You may mot need any med if you can avoid refined carbs and regined seed ois as in processed foods. These 'foods' cause systemic inflammation which affects the nerves to cause hypersensitivity and hence RLS. Taking Vitamin D (up to 20,000 iu in winter) will help to relieve this inflammation.

jinolke profile image
jinolke in reply to Eryl

Hi Eryl,

Is there data that supports your recommended dose of Vitamin D? That seems quite high and I generally am leery of taking higher than recommended does. of Vitamins.

Jim

Eryl profile image
Eryl in reply to jinolke

That is a similar dose that you're likely to ge[ by sunbathing for half an hour at mid day in Summer so it can't be dangerous. The rda is based on the dose which would prevent rickets and was set before they realised that vitamin D had other beneficial effects.

Eryl profile image
Eryl in reply to jinolke

This video is about lowering blood pressure but suggests 20,000 as a safe dose. youtu.be/HECyQMin19U

jinolke profile image
jinolke in reply to Eryl

Thanks Eryl for. the additional information.

Eryl profile image
Eryl in reply to jinolke

I came across some more information today that this dose or even higher is safe short term, but that they should not be maintained long term.

Happyfriday123 profile image
Happyfriday123

Sorry to interrupt, but would someone be so kind to explain me what DAWS is?
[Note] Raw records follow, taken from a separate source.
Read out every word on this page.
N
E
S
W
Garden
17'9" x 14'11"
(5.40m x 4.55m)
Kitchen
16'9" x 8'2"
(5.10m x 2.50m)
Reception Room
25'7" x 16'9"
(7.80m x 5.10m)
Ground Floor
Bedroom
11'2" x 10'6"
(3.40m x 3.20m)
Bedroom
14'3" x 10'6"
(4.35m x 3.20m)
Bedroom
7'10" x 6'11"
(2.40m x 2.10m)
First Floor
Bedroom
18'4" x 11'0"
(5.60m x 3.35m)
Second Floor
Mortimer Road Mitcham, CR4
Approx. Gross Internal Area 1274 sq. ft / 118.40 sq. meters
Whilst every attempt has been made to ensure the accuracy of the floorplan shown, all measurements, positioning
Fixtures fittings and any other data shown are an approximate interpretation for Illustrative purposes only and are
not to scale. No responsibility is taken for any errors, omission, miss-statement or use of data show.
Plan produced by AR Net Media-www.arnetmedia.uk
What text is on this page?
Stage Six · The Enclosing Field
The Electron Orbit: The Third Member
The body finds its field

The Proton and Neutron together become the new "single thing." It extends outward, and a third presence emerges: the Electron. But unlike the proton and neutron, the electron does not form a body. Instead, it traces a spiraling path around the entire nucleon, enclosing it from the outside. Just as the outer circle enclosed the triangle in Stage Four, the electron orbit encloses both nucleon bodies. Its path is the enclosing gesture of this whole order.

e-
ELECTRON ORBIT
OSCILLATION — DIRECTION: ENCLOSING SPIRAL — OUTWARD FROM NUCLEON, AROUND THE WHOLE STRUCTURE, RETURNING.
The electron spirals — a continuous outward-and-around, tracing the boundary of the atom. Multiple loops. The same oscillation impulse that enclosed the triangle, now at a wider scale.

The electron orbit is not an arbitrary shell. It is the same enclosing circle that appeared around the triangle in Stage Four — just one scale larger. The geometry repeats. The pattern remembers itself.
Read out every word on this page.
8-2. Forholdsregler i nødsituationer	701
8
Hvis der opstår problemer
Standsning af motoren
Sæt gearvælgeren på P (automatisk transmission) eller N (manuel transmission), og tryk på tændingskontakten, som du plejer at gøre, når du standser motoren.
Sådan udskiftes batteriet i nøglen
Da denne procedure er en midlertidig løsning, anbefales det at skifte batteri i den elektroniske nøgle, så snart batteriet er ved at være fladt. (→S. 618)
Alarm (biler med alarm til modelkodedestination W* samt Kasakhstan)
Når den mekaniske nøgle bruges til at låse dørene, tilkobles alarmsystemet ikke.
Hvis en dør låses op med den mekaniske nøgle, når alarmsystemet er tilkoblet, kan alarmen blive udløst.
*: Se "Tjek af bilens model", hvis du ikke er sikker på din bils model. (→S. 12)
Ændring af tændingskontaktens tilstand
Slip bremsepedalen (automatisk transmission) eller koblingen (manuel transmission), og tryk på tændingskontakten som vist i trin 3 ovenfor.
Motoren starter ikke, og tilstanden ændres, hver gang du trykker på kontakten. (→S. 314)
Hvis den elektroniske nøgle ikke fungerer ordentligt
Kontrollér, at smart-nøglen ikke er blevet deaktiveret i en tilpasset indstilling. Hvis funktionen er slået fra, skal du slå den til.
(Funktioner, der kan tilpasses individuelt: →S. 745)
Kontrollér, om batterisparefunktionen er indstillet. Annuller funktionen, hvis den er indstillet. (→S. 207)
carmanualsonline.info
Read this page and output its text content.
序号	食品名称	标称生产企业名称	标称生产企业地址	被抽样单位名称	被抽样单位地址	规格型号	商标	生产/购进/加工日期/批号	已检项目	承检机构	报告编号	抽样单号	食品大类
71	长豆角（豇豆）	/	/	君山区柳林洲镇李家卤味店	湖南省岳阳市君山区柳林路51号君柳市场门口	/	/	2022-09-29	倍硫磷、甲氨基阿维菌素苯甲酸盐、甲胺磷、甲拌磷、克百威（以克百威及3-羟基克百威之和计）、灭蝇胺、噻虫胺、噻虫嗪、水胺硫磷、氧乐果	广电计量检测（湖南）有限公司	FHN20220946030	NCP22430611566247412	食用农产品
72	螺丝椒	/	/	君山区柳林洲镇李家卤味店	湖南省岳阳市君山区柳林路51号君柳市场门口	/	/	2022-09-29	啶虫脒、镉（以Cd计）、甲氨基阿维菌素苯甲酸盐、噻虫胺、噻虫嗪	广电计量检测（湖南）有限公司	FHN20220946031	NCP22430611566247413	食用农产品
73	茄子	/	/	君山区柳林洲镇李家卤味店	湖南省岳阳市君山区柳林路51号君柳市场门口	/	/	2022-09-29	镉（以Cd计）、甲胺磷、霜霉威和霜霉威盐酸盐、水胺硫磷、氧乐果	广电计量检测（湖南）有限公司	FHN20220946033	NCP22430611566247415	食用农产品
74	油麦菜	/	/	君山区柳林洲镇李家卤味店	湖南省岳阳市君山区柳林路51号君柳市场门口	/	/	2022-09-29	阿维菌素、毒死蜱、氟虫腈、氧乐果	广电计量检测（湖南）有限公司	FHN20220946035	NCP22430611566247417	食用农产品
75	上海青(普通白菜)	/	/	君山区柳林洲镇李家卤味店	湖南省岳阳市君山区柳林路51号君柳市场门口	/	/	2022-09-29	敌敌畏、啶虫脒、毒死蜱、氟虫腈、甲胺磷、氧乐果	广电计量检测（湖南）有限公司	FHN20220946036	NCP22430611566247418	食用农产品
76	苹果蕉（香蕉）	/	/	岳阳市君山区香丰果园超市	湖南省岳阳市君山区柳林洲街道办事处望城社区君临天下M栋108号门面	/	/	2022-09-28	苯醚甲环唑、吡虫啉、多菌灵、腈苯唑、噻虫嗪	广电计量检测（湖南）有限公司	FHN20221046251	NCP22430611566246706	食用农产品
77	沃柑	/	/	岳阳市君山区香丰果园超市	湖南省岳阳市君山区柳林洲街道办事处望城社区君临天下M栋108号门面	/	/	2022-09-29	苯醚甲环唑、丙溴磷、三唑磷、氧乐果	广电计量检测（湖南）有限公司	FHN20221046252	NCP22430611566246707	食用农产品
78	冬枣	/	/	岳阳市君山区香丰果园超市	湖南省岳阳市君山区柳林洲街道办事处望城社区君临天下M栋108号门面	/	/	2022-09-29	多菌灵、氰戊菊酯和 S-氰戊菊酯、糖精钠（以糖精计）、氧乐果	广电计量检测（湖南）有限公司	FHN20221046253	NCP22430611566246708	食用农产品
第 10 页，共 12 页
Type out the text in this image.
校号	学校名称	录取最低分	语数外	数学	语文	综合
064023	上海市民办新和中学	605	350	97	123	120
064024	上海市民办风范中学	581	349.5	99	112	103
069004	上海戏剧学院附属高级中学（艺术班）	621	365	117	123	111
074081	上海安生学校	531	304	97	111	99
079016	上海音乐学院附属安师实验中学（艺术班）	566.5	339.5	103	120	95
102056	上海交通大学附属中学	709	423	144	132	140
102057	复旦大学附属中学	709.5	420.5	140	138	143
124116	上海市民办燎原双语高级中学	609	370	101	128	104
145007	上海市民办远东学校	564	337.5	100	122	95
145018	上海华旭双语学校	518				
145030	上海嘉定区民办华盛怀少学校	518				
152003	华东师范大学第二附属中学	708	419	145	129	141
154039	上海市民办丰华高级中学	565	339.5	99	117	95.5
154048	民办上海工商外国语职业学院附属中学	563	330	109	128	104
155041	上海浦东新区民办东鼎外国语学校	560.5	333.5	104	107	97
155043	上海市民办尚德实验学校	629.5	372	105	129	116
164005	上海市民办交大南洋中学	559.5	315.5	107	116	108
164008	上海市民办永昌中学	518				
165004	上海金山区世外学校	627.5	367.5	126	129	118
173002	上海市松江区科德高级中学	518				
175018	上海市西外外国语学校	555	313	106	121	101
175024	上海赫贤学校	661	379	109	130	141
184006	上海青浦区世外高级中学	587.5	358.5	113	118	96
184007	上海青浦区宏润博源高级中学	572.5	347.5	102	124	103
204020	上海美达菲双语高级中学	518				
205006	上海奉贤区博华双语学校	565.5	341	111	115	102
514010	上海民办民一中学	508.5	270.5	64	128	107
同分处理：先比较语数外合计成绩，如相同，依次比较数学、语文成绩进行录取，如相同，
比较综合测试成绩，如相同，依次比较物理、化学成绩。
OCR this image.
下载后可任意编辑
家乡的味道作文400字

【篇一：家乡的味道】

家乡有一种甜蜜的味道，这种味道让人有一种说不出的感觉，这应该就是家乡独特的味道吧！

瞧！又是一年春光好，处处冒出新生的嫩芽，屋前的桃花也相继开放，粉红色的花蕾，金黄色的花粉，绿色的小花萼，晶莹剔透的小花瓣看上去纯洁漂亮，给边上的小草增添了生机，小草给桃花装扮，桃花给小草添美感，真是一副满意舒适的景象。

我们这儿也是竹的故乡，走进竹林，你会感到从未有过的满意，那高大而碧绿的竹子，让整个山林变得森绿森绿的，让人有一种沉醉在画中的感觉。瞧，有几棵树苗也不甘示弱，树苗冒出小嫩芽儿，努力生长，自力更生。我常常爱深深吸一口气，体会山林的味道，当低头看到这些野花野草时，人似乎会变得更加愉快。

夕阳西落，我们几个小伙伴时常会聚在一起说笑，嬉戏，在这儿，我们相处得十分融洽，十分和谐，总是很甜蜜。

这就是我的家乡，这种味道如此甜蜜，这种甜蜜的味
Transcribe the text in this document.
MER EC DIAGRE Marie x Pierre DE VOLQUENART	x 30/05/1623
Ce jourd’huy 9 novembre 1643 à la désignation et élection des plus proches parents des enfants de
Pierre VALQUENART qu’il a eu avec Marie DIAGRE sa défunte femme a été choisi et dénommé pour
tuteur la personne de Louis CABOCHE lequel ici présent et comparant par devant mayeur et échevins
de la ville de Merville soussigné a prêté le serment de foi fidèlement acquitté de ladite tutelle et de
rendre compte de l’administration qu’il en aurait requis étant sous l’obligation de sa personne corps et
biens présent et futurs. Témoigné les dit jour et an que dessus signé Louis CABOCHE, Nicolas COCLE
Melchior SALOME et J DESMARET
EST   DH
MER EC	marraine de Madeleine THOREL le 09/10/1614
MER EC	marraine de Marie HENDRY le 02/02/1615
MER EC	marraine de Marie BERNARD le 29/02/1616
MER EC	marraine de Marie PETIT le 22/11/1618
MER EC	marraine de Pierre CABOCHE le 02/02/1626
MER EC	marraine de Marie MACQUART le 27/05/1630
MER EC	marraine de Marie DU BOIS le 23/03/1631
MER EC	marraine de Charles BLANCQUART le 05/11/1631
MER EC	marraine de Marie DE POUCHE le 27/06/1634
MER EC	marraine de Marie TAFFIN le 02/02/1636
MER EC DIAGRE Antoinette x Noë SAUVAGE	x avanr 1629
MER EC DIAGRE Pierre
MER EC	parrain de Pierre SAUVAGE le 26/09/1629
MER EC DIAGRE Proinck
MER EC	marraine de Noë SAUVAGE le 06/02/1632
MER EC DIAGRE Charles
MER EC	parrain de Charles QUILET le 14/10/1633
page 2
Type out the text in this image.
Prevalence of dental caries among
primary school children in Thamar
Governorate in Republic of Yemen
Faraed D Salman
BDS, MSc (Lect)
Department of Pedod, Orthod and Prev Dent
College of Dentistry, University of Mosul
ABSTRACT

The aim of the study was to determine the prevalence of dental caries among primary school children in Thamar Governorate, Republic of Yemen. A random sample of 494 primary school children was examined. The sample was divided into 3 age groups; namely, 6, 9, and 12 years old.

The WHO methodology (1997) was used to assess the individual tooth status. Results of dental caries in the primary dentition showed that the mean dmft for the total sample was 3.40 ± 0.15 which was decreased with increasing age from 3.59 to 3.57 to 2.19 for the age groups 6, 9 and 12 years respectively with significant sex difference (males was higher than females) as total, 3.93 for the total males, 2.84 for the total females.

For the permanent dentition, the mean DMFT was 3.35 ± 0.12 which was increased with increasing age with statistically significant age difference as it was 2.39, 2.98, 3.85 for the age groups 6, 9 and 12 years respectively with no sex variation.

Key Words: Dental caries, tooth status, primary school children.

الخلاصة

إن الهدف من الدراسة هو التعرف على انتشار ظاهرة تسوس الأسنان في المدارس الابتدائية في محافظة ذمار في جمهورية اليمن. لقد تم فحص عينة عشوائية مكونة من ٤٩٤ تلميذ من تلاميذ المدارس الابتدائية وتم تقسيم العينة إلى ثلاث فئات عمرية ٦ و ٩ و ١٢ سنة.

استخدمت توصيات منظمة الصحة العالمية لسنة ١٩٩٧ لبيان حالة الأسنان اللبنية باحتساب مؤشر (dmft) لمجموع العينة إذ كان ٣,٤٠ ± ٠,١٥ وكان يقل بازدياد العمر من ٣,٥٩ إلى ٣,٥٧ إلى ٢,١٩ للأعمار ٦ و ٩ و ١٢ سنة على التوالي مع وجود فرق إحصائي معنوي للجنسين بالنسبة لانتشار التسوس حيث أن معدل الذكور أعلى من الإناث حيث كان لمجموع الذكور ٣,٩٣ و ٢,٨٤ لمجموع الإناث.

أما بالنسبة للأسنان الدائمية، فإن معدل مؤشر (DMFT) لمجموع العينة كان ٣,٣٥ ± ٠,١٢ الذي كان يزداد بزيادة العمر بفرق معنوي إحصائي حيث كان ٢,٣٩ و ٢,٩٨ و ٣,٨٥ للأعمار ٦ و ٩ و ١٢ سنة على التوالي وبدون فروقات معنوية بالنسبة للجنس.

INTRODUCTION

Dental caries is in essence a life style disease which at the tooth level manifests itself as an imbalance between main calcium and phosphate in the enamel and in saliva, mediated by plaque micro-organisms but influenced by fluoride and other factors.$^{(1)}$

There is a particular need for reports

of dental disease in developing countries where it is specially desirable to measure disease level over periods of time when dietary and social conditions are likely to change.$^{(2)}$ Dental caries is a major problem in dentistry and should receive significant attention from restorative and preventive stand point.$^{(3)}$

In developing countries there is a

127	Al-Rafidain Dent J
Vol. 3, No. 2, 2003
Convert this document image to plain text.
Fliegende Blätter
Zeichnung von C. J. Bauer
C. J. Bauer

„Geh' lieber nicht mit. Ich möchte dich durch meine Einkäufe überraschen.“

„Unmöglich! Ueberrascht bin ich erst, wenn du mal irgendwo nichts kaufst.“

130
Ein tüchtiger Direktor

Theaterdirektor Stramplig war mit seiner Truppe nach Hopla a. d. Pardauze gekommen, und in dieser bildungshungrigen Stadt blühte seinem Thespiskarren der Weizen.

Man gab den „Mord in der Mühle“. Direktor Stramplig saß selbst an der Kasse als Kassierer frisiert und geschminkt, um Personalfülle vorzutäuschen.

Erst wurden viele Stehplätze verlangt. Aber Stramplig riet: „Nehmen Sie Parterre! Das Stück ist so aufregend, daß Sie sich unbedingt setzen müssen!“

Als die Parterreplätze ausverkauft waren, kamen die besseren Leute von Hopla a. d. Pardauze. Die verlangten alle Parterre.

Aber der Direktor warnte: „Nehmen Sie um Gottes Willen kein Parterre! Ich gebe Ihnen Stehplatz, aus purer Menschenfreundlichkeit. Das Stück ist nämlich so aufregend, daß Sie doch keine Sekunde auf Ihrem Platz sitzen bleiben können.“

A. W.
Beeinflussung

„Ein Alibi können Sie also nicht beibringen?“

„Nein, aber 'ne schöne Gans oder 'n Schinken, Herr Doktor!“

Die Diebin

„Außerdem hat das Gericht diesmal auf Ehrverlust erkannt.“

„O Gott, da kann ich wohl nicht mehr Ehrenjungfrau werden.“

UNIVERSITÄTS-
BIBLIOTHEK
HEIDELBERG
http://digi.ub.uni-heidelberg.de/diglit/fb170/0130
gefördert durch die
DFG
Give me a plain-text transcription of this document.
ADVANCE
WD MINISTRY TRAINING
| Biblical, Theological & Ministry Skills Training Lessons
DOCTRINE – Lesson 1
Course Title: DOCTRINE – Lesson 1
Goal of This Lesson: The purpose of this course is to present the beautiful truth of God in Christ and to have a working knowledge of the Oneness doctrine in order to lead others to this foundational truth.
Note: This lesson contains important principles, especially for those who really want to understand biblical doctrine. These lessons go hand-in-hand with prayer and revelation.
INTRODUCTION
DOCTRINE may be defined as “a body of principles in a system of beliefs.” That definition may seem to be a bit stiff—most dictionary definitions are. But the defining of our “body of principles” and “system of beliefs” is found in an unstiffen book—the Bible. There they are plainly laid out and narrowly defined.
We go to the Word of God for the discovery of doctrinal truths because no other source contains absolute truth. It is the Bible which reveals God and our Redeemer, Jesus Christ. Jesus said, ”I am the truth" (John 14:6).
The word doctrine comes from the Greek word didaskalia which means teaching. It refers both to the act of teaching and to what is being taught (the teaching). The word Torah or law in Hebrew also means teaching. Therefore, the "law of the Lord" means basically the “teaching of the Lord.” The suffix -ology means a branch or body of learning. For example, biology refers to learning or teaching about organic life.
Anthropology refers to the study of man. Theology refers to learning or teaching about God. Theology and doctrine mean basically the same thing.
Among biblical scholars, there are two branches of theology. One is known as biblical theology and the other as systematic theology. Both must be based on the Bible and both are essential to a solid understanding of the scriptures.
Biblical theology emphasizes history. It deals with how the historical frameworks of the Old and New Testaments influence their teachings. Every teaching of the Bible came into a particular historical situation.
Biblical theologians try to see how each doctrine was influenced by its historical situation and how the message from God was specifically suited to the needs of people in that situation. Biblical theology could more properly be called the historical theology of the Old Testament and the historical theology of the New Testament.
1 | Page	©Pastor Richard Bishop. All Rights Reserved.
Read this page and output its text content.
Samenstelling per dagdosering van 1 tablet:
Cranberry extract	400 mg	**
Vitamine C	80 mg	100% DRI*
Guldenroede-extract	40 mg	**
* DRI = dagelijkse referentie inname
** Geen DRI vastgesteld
As I just got gabapentin yesterday from my doc (i want to change from pramipexole to gabapentin) I‘m reading the posts about this topic.

Amrob profile image
Amrob in reply to Happyfriday123

Dopamine Agonist Withdrawal Syndrome. There are numerous posts about it on this forum. You can look them up using the search function (icon at top right).

Happyfriday123 profile image
Happyfriday123 in reply to Amrob

Thank you so much!

SueJohnson profile image
SueJohnson

If you do want names of doctors knowledgeable about RLS near you, let me know and where you live and I may be able to find some names for you.

dodonnell profile image
dodonnell in reply to SueJohnson

i replied to another member above on this thread asking about dr name (& going thru my journey (in a nutshell), and am wondering if you have any dr suggestions for me. I live in monmouth county, NJ.

Thanks!

SueJohnson profile image
SueJohnson

Unfortunately I don't. The nearest one is in Reading PA but they wouldn't be able to prescribe medicines.

spencertroy222 profile image
spencertroy222

What is DAWS? What do you experience?I was on 900mg Gabapentin. Only when I felt rls come on. Not taking earlier in the day. I found one 900mg hit would rid me of rls in 30-45 mins. Only thing with Gabapentin was it totally destroyed my short term memory badly. So doctor put me on pramiprexole. That seems to work on a low dose. However, I am going to try and get off those too and see if rls returns. I used to get rls in legs and arms quite awfully. I certainly know where you are coming from.